LAS VEGAS – Devyn Christensen collapsed onto the Orleans Arena floor, crushed beneath the realization that even her WAC tournament-record nine 3-pointers and career-high 37 points weren’t enough to prolong the Aggies’ stay here.
They ran into an Idaho team they’d twice beaten, and the Vandals didn’t want to go home, either.
The result will be memorable for the few who witnessed it. Addie Schivo’s free throws with 3.5 seconds left provided the final, 84-82 margin for the third-seeded Vandals, but that was just the final big offensive play in a game that featured plenty on both sides.
This was March basketball at its finest, USU and Idaho putting on an afternoon display that rivaled anything produced by the four conference tournaments held here in the last two weeks.
The Vandals (16-15), one win away from an NCAA tournament bid, face No. 1 seed Seattle University (20-9) at 12 p.m. Saturday for the tournament championship.
“They wanted it. We wanted it,” said Christensen, who scored 26 of her team’s final 34 points during the last 14 minutes. “They hit shots when they needed to, and we needed just a few more seconds and I think it would have been a different story.”
Instead, the story is this: The Vandals ripped off a 17-2 run to take a 68-59 lead with 5:16 to play after trailing for most of the second half, then withstood a furious comeback led by Christensen and a final Aggies possession that ended without a shot attempt.
Stacey Barr led the effort by scoring 26 points on 8-of-14 shooting. But there were team-wide contributions, a staple of the kind of play that keeps teams alive during this time of year.
There were Ali Forde’s 14 rebounds to propel Idaho to a 47-35 edge on the glass despite the Aggies shooting a higher percentage (43.9) than the Vandals (40). There were 12 points scored by senior Jessica Graham, including the final seven of Idaho’s big run.
“This is all I’ve ever wanted,” said Graham, whose career at Idaho has been marred by three ACL tears and a torn meniscus. “I’m so happy I don’t have any words for it.”
And, of course, there was Schivo, who scored just five points in 19 minutes, pulling down an offensive rebound after Krissy Karr missed a runner in the final seconds – one of just four shots Idaho missed in the final 10 minutes while scoring 33 points – then drawing a foul, stepping to the line with 3.5 seconds left and knocking down both free throws.
“I was pretty comfortable,” Schivo said. “It was a little nerve-wracking, but I hit the first one and knew I was good.”
Idaho coach Jon Newlee called timeout to set his defense.

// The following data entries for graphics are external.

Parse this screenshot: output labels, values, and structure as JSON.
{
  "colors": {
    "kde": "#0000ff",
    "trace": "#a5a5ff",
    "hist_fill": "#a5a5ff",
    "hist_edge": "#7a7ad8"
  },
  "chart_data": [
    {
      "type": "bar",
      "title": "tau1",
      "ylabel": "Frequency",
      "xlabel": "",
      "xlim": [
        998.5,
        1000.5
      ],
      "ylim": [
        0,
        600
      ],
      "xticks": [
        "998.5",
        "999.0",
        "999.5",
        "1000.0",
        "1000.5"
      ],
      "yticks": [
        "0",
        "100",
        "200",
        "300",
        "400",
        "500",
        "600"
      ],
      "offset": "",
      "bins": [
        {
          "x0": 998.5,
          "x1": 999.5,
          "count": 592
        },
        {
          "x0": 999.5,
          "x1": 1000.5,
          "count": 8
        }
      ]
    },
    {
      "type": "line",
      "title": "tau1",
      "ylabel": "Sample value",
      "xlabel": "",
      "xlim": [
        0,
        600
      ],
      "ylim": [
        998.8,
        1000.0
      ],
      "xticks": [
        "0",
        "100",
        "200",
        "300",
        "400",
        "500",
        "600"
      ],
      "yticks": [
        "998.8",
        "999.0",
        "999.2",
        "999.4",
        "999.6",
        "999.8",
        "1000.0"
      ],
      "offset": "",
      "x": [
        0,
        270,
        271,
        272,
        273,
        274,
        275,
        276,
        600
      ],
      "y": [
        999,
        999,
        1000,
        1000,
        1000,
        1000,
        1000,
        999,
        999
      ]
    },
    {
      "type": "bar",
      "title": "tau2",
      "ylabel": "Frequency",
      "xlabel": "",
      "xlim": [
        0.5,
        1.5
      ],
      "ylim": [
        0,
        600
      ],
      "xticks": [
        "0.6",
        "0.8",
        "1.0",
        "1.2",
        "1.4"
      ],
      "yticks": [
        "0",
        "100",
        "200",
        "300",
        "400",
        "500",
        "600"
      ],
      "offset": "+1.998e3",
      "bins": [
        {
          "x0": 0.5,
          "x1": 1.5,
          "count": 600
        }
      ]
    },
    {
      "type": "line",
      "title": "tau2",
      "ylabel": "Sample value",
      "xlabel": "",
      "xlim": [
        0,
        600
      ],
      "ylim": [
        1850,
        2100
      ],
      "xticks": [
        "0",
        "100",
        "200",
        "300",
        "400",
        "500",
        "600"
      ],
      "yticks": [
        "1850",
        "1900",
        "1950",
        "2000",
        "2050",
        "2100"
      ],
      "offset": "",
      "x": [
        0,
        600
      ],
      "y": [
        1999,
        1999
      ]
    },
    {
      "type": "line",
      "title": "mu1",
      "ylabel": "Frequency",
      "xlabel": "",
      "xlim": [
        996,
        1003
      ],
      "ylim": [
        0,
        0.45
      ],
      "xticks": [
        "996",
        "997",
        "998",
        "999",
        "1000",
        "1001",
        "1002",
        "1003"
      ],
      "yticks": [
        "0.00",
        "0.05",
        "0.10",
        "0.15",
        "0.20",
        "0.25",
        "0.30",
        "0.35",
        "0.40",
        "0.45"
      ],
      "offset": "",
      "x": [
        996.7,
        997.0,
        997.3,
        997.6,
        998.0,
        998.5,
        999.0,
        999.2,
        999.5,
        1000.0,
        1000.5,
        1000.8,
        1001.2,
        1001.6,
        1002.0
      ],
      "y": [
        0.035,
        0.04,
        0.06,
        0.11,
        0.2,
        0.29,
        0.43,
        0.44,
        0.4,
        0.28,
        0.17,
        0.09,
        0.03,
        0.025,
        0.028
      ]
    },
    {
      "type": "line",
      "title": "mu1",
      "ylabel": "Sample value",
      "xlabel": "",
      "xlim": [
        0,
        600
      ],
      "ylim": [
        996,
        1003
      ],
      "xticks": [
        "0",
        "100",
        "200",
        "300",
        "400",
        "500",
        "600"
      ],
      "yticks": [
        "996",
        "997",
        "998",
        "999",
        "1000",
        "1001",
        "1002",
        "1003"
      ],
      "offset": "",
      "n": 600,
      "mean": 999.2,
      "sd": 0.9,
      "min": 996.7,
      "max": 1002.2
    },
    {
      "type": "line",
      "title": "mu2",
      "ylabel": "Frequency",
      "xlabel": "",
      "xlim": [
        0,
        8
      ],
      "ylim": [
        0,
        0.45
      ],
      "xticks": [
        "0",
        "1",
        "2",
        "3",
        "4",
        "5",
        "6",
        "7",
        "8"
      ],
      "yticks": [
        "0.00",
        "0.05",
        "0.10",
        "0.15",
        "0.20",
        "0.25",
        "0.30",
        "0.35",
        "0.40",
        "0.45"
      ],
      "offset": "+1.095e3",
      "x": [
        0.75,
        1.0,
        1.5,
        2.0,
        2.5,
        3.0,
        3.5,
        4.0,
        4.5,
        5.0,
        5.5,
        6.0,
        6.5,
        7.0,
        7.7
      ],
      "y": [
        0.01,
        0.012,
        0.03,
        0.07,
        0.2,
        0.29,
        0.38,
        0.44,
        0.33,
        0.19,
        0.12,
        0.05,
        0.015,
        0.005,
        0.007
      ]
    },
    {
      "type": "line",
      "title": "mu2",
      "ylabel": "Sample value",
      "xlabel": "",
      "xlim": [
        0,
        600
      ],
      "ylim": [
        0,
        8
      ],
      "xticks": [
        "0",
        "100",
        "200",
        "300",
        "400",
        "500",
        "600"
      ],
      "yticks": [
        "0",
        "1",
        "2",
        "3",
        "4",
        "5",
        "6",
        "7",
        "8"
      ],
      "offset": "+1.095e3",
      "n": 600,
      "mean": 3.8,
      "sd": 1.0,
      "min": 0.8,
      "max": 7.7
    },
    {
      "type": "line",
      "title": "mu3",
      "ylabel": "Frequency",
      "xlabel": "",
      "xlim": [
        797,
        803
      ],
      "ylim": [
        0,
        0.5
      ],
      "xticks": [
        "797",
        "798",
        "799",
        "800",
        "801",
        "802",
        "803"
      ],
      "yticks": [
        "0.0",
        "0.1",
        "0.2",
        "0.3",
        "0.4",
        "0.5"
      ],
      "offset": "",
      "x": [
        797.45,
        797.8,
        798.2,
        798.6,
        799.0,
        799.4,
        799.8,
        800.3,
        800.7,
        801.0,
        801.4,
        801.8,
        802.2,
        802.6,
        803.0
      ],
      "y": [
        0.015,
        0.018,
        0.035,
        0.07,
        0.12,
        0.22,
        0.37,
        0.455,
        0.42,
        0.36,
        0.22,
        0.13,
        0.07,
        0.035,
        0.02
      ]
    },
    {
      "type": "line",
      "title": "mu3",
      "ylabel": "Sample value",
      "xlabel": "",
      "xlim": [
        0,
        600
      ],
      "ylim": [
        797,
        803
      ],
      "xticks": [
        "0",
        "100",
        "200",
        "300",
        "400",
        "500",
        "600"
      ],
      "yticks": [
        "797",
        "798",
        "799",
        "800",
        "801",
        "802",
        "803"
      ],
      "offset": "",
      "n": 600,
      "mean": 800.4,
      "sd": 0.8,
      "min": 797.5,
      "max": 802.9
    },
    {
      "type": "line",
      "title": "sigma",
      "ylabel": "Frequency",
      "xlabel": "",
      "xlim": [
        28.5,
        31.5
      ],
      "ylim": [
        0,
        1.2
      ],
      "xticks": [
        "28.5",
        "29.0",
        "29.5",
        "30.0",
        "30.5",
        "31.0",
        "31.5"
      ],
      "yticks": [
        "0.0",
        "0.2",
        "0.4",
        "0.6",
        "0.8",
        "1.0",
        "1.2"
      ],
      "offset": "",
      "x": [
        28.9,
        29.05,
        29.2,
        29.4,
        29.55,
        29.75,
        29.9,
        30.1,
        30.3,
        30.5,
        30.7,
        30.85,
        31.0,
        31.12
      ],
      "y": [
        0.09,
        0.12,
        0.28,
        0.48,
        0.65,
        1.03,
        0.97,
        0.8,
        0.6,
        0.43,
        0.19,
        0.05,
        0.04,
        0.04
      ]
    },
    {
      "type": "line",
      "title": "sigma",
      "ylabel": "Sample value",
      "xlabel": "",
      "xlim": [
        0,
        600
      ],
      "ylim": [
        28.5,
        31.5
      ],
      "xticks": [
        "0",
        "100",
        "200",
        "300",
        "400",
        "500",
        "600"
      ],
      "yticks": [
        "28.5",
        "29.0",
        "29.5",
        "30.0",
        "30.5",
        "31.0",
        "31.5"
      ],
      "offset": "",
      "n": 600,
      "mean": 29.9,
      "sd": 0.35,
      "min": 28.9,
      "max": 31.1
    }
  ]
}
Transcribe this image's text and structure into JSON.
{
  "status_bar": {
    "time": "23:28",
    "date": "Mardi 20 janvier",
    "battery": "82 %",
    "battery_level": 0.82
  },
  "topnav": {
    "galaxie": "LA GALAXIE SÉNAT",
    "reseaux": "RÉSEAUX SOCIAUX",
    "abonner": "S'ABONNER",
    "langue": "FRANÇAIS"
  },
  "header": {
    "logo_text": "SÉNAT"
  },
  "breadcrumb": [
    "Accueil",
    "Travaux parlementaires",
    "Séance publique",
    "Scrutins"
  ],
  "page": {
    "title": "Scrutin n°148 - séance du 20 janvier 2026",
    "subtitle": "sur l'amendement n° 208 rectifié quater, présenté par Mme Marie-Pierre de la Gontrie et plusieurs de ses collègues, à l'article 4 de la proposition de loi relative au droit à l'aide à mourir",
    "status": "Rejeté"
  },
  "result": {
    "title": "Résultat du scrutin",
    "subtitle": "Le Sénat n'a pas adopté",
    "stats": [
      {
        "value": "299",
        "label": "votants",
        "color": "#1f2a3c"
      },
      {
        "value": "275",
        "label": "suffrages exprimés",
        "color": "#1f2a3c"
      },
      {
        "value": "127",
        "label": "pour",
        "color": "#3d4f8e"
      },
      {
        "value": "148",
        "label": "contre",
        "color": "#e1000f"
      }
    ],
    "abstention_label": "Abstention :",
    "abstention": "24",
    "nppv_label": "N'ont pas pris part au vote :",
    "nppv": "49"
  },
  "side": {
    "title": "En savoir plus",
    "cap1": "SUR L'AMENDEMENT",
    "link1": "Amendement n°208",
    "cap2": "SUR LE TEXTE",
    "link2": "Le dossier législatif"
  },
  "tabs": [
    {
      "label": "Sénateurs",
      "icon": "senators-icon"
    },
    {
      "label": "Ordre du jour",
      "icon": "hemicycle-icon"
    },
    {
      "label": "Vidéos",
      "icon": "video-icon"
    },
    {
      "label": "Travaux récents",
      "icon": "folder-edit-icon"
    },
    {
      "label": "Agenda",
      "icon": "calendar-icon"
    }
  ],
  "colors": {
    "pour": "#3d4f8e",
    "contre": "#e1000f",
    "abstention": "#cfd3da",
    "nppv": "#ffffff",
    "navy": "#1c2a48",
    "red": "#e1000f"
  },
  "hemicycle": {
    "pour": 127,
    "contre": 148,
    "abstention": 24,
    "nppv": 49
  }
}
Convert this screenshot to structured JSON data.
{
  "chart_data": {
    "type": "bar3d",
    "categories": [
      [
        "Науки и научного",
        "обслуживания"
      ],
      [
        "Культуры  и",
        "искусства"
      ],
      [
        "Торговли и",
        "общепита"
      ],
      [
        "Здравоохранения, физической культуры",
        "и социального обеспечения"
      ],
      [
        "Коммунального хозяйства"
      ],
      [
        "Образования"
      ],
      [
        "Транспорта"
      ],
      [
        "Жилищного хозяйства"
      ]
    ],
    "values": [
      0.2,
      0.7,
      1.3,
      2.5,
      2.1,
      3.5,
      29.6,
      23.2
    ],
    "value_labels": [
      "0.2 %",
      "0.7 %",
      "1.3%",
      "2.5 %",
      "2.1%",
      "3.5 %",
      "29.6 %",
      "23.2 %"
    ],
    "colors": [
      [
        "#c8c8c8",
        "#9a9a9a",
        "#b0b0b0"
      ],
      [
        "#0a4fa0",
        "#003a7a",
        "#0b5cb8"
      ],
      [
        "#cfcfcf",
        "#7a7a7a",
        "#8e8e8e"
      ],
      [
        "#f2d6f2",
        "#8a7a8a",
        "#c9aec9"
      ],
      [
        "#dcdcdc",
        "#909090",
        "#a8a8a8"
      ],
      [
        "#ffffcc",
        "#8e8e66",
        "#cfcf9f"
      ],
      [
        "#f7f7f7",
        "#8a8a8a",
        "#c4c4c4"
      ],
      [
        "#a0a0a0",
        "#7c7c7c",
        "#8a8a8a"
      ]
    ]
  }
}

Utah State (18-13) coach Jerry Finkbeiner drew up the “Valparaiso play,” a reference to the full-court inbound play that produced Bryce Drew’s famous winning 3-pointer against Mississippi in the 1998 NCAA tournament.
Newlee wanted Idaho to give a foul – it had only committed five – once the ball was inbounded. But after a Utah State player received a clean pass near the top of the key, she dished to Christensen deep on the left wing.
She took a couple of dribbles, lost control of the ball, and Idaho’s spot in the WAC championship game was clinched.
“I thought, ‘Please don’t foul if she’s going to pick that thing up and shoot it,’ ” Newlee said.
It wouldn’t have been a surprise if Christensen had risen and nailed a winner. She scored 10 points in a span of 1:40 to cut Idaho’s lead to 81-79. After Idaho’s Alyssa Charlston split a pair of free throws, Franny Vaaulu tied the score with an offensive rebound and 3-point play with 12.1 seconds left.
But the Vandals, losers of seven games decided by six or fewer points, held on for their second tight victory of this tournament.
“It was a game of runs,” Newlee said, “and our run came at the end.”
Who knows? Maybe it still hasn’t ended.